Remote cameras have become a mainstream tool for studying wildlife populations. For species whose developmental stages or states are identifiable in photographs, there are opportunities for tracking population changes and estimating demographic rates. Recent developments in hierarchical models allow for the estimation of ecological states and rates over time for unmarked animals whose states are known. However, this powerful class of models has been underutilized because they are computationally intensive, and model outputs can be difficult to interpret. Here, we use simulation to show how camera data can be analyzed with multistate, Dail-Madsen (hereafter multistate DM) models to estimate abundance, survival, and recruitment. We evaluated 4 commonly encountered scenarios arising from camera trap data (low and high abundance and 25% and 50% missing data) each with 18 different sample size combinations (camera sites = 40, 250; surveys = 4, 8, 12; and years = 2, 5, 10) and evaluated the bias and precision of abundance, survival, and recruitment estimates. We also analyzed our empirical camera data on moose (Alces alces) with multistate DM models and compared inference with telemetry studies from the same time and region to assess the accuracy of camera studies in tracking moose populations. Most scenarios recovered the known parameters from our simulated data with higher accuracy and increased precision for scenarios with more sites, surveys, and/or years. Large amounts of missing data and fewer camera sites, especially at higher abundances, reduced the accuracy and precision of survival and recruitment. Our empirical analysis provided biologically realistic estimates of moose survival and recruitment and recovered the pattern of moose abundance across the region. Multistate DM models can be used for estimating demographic parameters from camera data when developmental states are clearly identifiable. We discuss several avenues for future research and caveats for using multistate DM models for large-scale population monitoring.

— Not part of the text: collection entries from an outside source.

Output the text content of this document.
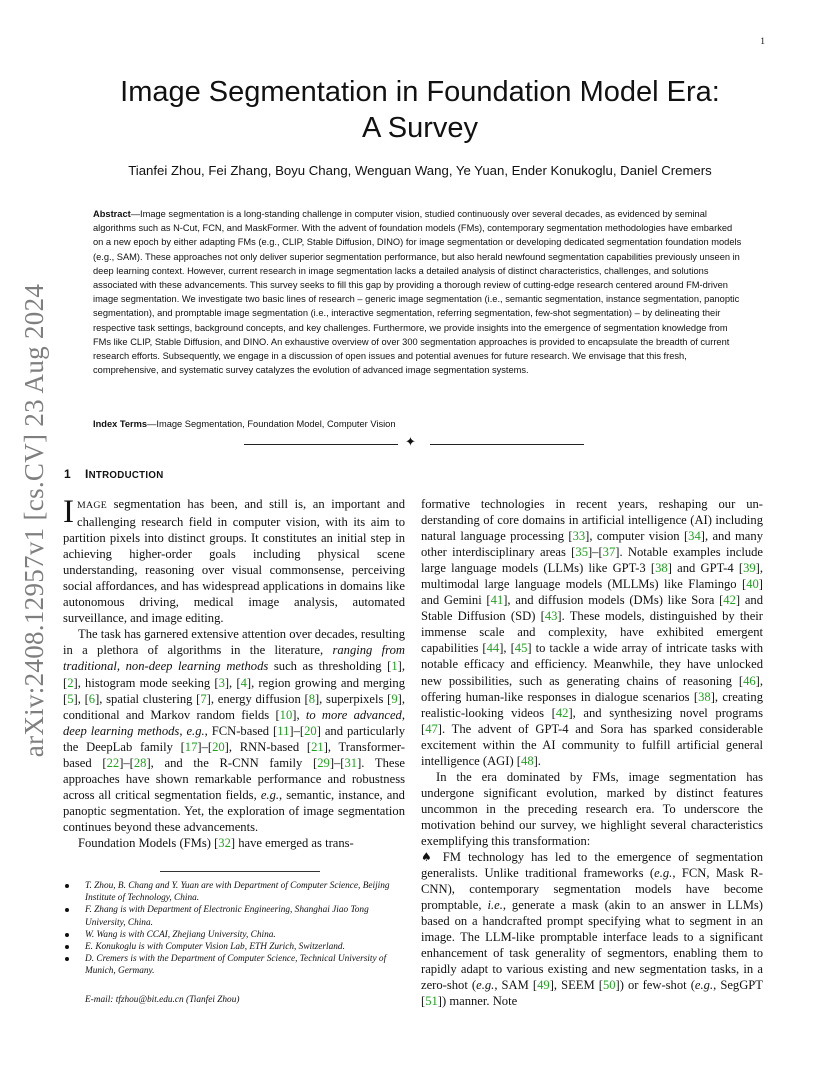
1
arXiv:2408.12957v1 [cs.CV] 23 Aug 2024
Image Segmentation in Foundation Model Era:
A Survey
Tianfei Zhou, Fei Zhang, Boyu Chang, Wenguan Wang, Ye Yuan, Ender Konukoglu, Daniel Cremers
Abstract—Image segmentation is a long-standing challenge in computer vision, studied continuously over several decades, as evidenced by seminal algorithms such as N-Cut, FCN, and MaskFormer. With the advent of foundation models (FMs), contemporary segmentation methodologies have embarked on a new epoch by either adapting FMs (e.g., CLIP, Stable Diffusion, DINO) for image segmentation or developing dedicated segmentation foundation models (e.g., SAM). These approaches not only deliver superior segmentation performance, but also herald newfound segmentation capabilities previously unseen in deep learning context. However, current research in image segmentation lacks a detailed analysis of distinct characteristics, challenges, and solutions associated with these advancements. This survey seeks to fill this gap by providing a thorough review of cutting-edge research centered around FM-driven image segmentation. We investigate two basic lines of research – generic image segmentation (i.e., semantic segmentation, instance segmentation, panoptic segmentation), and promptable image segmentation (i.e., interactive segmentation, referring segmentation, few-shot segmentation) – by delineating their respective task settings, background concepts, and key challenges. Furthermore, we provide insights into the emergence of segmentation knowledge from FMs like CLIP, Stable Diffusion, and DINO. An exhaustive overview of over 300 segmentation approaches is provided to encapsulate the breadth of current research efforts. Subsequently, we engage in a discussion of open issues and potential avenues for future research. We envisage that this fresh, comprehensive, and systematic survey catalyzes the evolution of advanced image segmentation systems.
Index Terms—Image Segmentation, Foundation Model, Computer Vision
✦
1 INTRODUCTION

IMAGE segmentation has been, and still is, an important and challenging research field in computer vision, with its aim to partition pixels into distinct groups. It constitutes an initial step in achieving higher-order goals including physical scene understanding, reasoning over visual commonsense, perceiving social affordances, and has widespread applications in domains like autonomous driving, medical image analysis, automated surveillance, and image editing.

The task has garnered extensive attention over decades, resulting in a plethora of algorithms in the literature, ranging from traditional, non-deep learning methods such as thresholding [1], [2], histogram mode seeking [3], [4], region growing and merging [5], [6], spatial clustering [7], energy diffusion [8], superpixels [9], conditional and Markov random fields [10], to more advanced, deep learning methods, e.g., FCN-based [11]–[20] and particularly the DeepLab family [17]–[20], RNN-based [21], Transformer-based [22]–[28], and the R-CNN family [29]–[31]. These approaches have shown remarkable performance and robustness across all critical segmentation fields, e.g., semantic, instance, and panoptic segmentation. Yet, the exploration of image segmentation continues beyond these advancements.

Foundation Models (FMs) [32] have emerged as trans-

formative technologies in recent years, reshaping our understanding of core domains in artificial intelligence (AI) including natural language processing [33], computer vision [34], and many other interdisciplinary areas [35]–[37]. Notable examples include large language models (LLMs) like GPT-3 [38] and GPT-4 [39], multimodal large language models (MLLMs) like Flamingo [40] and Gemini [41], and diffusion models (DMs) like Sora [42] and Stable Diffusion (SD) [43]. These models, distinguished by their immense scale and complexity, have exhibited emergent capabilities [44], [45] to tackle a wide array of intricate tasks with notable efficacy and efficiency. Meanwhile, they have unlocked new possibilities, such as generating chains of reasoning [46], offering human-like responses in dialogue scenarios [38], creating realistic-looking videos [42], and synthesizing novel programs [47]. The advent of GPT-4 and Sora has sparked considerable excitement within the AI community to fulfill artificial general intelligence (AGI) [48].

In the era dominated by FMs, image segmentation has undergone significant evolution, marked by distinct features uncommon in the preceding research era. To underscore the motivation behind our survey, we highlight several characteristics exemplifying this transformation:

♠ FM technology has led to the emergence of segmentation generalists. Unlike traditional frameworks (e.g., FCN, Mask R-CNN), contemporary segmentation models have become promptable, i.e., generate a mask (akin to an answer in LLMs) based on a handcrafted prompt specifying what to segment in an image. The LLM-like promptable interface leads to a significant enhancement of task generality of segmentors, enabling them to rapidly adapt to various existing and new segmentation tasks, in a zero-shot (e.g., SAM [49], SEEM [50]) or few-shot (e.g., SegGPT [51]) manner. Note

T. Zhou, B. Chang and Y. Yuan are with Department of Computer Science, Beijing Institute of Technology, China.
F. Zhang is with Department of Electronic Engineering, Shanghai Jiao Tong University, China.
W. Wang is with CCAI, Zhejiang University, China.
E. Konukoglu is with Computer Vision Lab, ETH Zurich, Switzerland.
D. Cremers is with the Department of Computer Science, Technical University of Munich, Germany.
E-mail: tfzhou@bit.edu.cn (Tianfei Zhou)
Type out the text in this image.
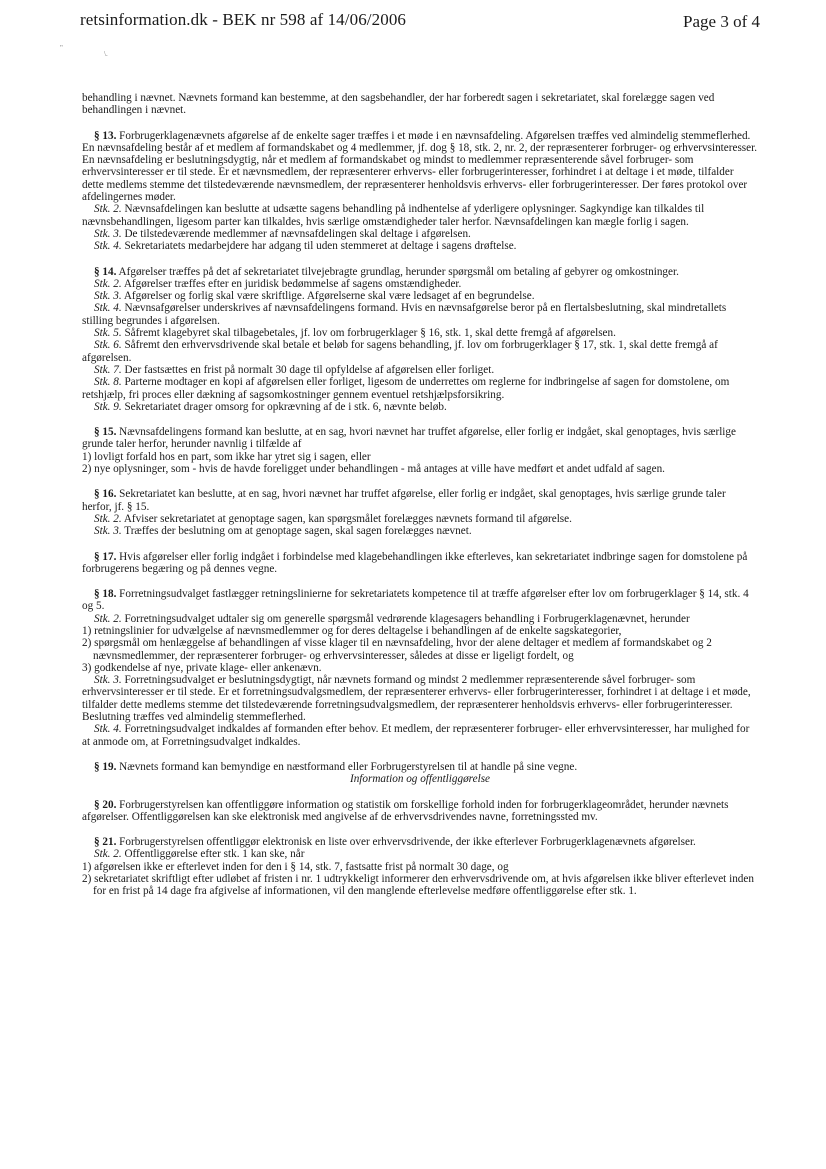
retsinformation.dk - BEK nr 598 af 14/06/2006	Page 3 of 4
"
\.

behandling i nævnet. Nævnets formand kan bestemme, at den sagsbehandler, der har forberedt sagen i sekretariatet, skal forelægge sagen ved behandlingen i nævnet.

§ 13. Forbrugerklagenævnets afgørelse af de enkelte sager træffes i et møde i en nævnsafdeling. Afgørelsen træffes ved almindelig stemmeflerhed. En nævnsafdeling består af et medlem af formandskabet og 4 medlemmer, jf. dog § 18, stk. 2, nr. 2, der repræsenterer forbruger- og erhvervsinteresser. En nævnsafdeling er beslutningsdygtig, når et medlem af formandskabet og mindst to medlemmer repræsenterende såvel forbruger- som erhvervsinteresser er til stede. Er et nævnsmedlem, der repræsenterer erhvervs- eller forbrugerinteresser, forhindret i at deltage i et møde, tilfalder dette medlems stemme det tilstedeværende nævnsmedlem, der repræsenterer henholdsvis erhvervs- eller forbrugerinteresser. Der føres protokol over afdelingernes møder.

Stk. 2. Nævnsafdelingen kan beslutte at udsætte sagens behandling på indhentelse af yderligere oplysninger. Sagkyndige kan tilkaldes til nævnsbehandlingen, ligesom parter kan tilkaldes, hvis særlige omstændigheder taler herfor. Nævnsafdelingen kan mægle forlig i sagen.

Stk. 3. De tilstedeværende medlemmer af nævnsafdelingen skal deltage i afgørelsen.

Stk. 4. Sekretariatets medarbejdere har adgang til uden stemmeret at deltage i sagens drøftelse.

§ 14. Afgørelser træffes på det af sekretariatet tilvejebragte grundlag, herunder spørgsmål om betaling af gebyrer og omkostninger.

Stk. 2. Afgørelser træffes efter en juridisk bedømmelse af sagens omstændigheder.

Stk. 3. Afgørelser og forlig skal være skriftlige. Afgørelserne skal være ledsaget af en begrundelse.

Stk. 4. Nævnsafgørelser underskrives af nævnsafdelingens formand. Hvis en nævnsafgørelse beror på en flertalsbeslutning, skal mindretallets stilling begrundes i afgørelsen.

Stk. 5. Såfremt klagebyret skal tilbagebetales, jf. lov om forbrugerklager § 16, stk. 1, skal dette fremgå af afgørelsen.

Stk. 6. Såfremt den erhvervsdrivende skal betale et beløb for sagens behandling, jf. lov om forbrugerklager § 17, stk. 1, skal dette fremgå af afgørelsen.

Stk. 7. Der fastsættes en frist på normalt 30 dage til opfyldelse af afgørelsen eller forliget.

Stk. 8. Parterne modtager en kopi af afgørelsen eller forliget, ligesom de underrettes om reglerne for indbringelse af sagen for domstolene, om retshjælp, fri proces eller dækning af sagsomkostninger gennem eventuel retshjælpsforsikring.

Stk. 9. Sekretariatet drager omsorg for opkrævning af de i stk. 6, nævnte beløb.

§ 15. Nævnsafdelingens formand kan beslutte, at en sag, hvori nævnet har truffet afgørelse, eller forlig er indgået, skal genoptages, hvis særlige grunde taler herfor, herunder navnlig i tilfælde af

1) lovligt forfald hos en part, som ikke har ytret sig i sagen, eller

2) nye oplysninger, som - hvis de havde foreligget under behandlingen - må antages at ville have medført et andet udfald af sagen.

§ 16. Sekretariatet kan beslutte, at en sag, hvori nævnet har truffet afgørelse, eller forlig er indgået, skal genoptages, hvis særlige grunde taler herfor, jf. § 15.

Stk. 2. Afviser sekretariatet at genoptage sagen, kan spørgsmålet forelægges nævnets formand til afgørelse.

Stk. 3. Træffes der beslutning om at genoptage sagen, skal sagen forelægges nævnet.

§ 17. Hvis afgørelser eller forlig indgået i forbindelse med klagebehandlingen ikke efterleves, kan sekretariatet indbringe sagen for domstolene på forbrugerens begæring og på dennes vegne.

§ 18. Forretningsudvalget fastlægger retningslinierne for sekretariatets kompetence til at træffe afgørelser efter lov om forbrugerklager § 14, stk. 4 og 5.

Stk. 2. Forretningsudvalget udtaler sig om generelle spørgsmål vedrørende klagesagers behandling i Forbrugerklagenævnet, herunder

1) retningslinier for udvælgelse af nævnsmedlemmer og for deres deltagelse i behandlingen af de enkelte sagskategorier,

2) spørgsmål om henlæggelse af behandlingen af visse klager til en nævnsafdeling, hvor der alene deltager et medlem af formandskabet og 2 nævnsmedlemmer, der repræsenterer forbruger- og erhvervsinteresser, således at disse er ligeligt fordelt, og

3) godkendelse af nye, private klage- eller ankenævn.

Stk. 3. Forretningsudvalget er beslutningsdygtigt, når nævnets formand og mindst 2 medlemmer repræsenterende såvel forbruger- som erhvervsinteresser er til stede. Er et forretningsudvalgsmedlem, der repræsenterer erhvervs- eller forbrugerinteresser, forhindret i at deltage i et møde, tilfalder dette medlems stemme det tilstedeværende forretningsudvalgsmedlem, der repræsenterer henholdsvis erhvervs- eller forbrugerinteresser. Beslutning træffes ved almindelig stemmeflerhed.

Stk. 4. Forretningsudvalget indkaldes af formanden efter behov. Et medlem, der repræsenterer forbruger- eller erhvervsinteresser, har mulighed for at anmode om, at Forretningsudvalget indkaldes.

§ 19. Nævnets formand kan bemyndige en næstformand eller Forbrugerstyrelsen til at handle på sine vegne.

Information og offentliggørelse

§ 20. Forbrugerstyrelsen kan offentliggøre information og statistik om forskellige forhold inden for forbrugerklageområdet, herunder nævnets afgørelser. Offentliggørelsen kan ske elektronisk med angivelse af de erhvervsdrivendes navne, forretningssted mv.

§ 21. Forbrugerstyrelsen offentliggør elektronisk en liste over erhvervsdrivende, der ikke efterlever Forbrugerklagenævnets afgørelser.

Stk. 2. Offentliggørelse efter stk. 1 kan ske, når

1) afgørelsen ikke er efterlevet inden for den i § 14, stk. 7, fastsatte frist på normalt 30 dage, og

2) sekretariatet skriftligt efter udløbet af fristen i nr. 1 udtrykkeligt informerer den erhvervsdrivende om, at hvis afgørelsen ikke bliver efterlevet inden for en frist på 14 dage fra afgivelse af informationen, vil den manglende efterlevelse medføre offentliggørelse efter stk. 1.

For the simulation analysis, data were generated using base simulation functions in R (see code) and there are no traditional field data associated with this part of the manuscript.

The dataset (moose_data.rds) accompanies the manuscript: "Monitoring animal populations with cameras using open, multistate, N-mixture models". It is an rds file that includes counts of adult female and juvenile moose (Alces alces) captured on remote cameras. The file is a 4-dimensional table that includes sites (n = 225 [indexed as 257]), years (n = 6), age classes (n = 2; adult and juveniles), and surveys per year (n = 4). We have also included another file (moose_data_bulls.rds) that includes counts of adult female and male moose as well as juveniles. These data were not formally analyzed but mentioned in the discussion as a dataset for readers to explore using multistate DM models. The data were collected by Dr. Alexej Siren and the other co-authors (see dataset authors) in Vermont and New Hampshire, USA, from 9 January 2014 to 9 August 2019. Data were examined for logical errors in processing step 1. Logical errors that could not be reconciled by observer agreement (majority), were assigned as 0s in the database, which is consistent with camera data standards. All missing data (not recorded in the field) was assigned an NA  value. Data were collected at random sites in Vermont and New Hampshire. Care should be taken when extrapolating values outside of the geographical domain. The counts of adult female and juvenile moose are affected by local weather conditions and seasonal phenology, therefore raw counts do not represent a census or absolute measure of absence or abundance.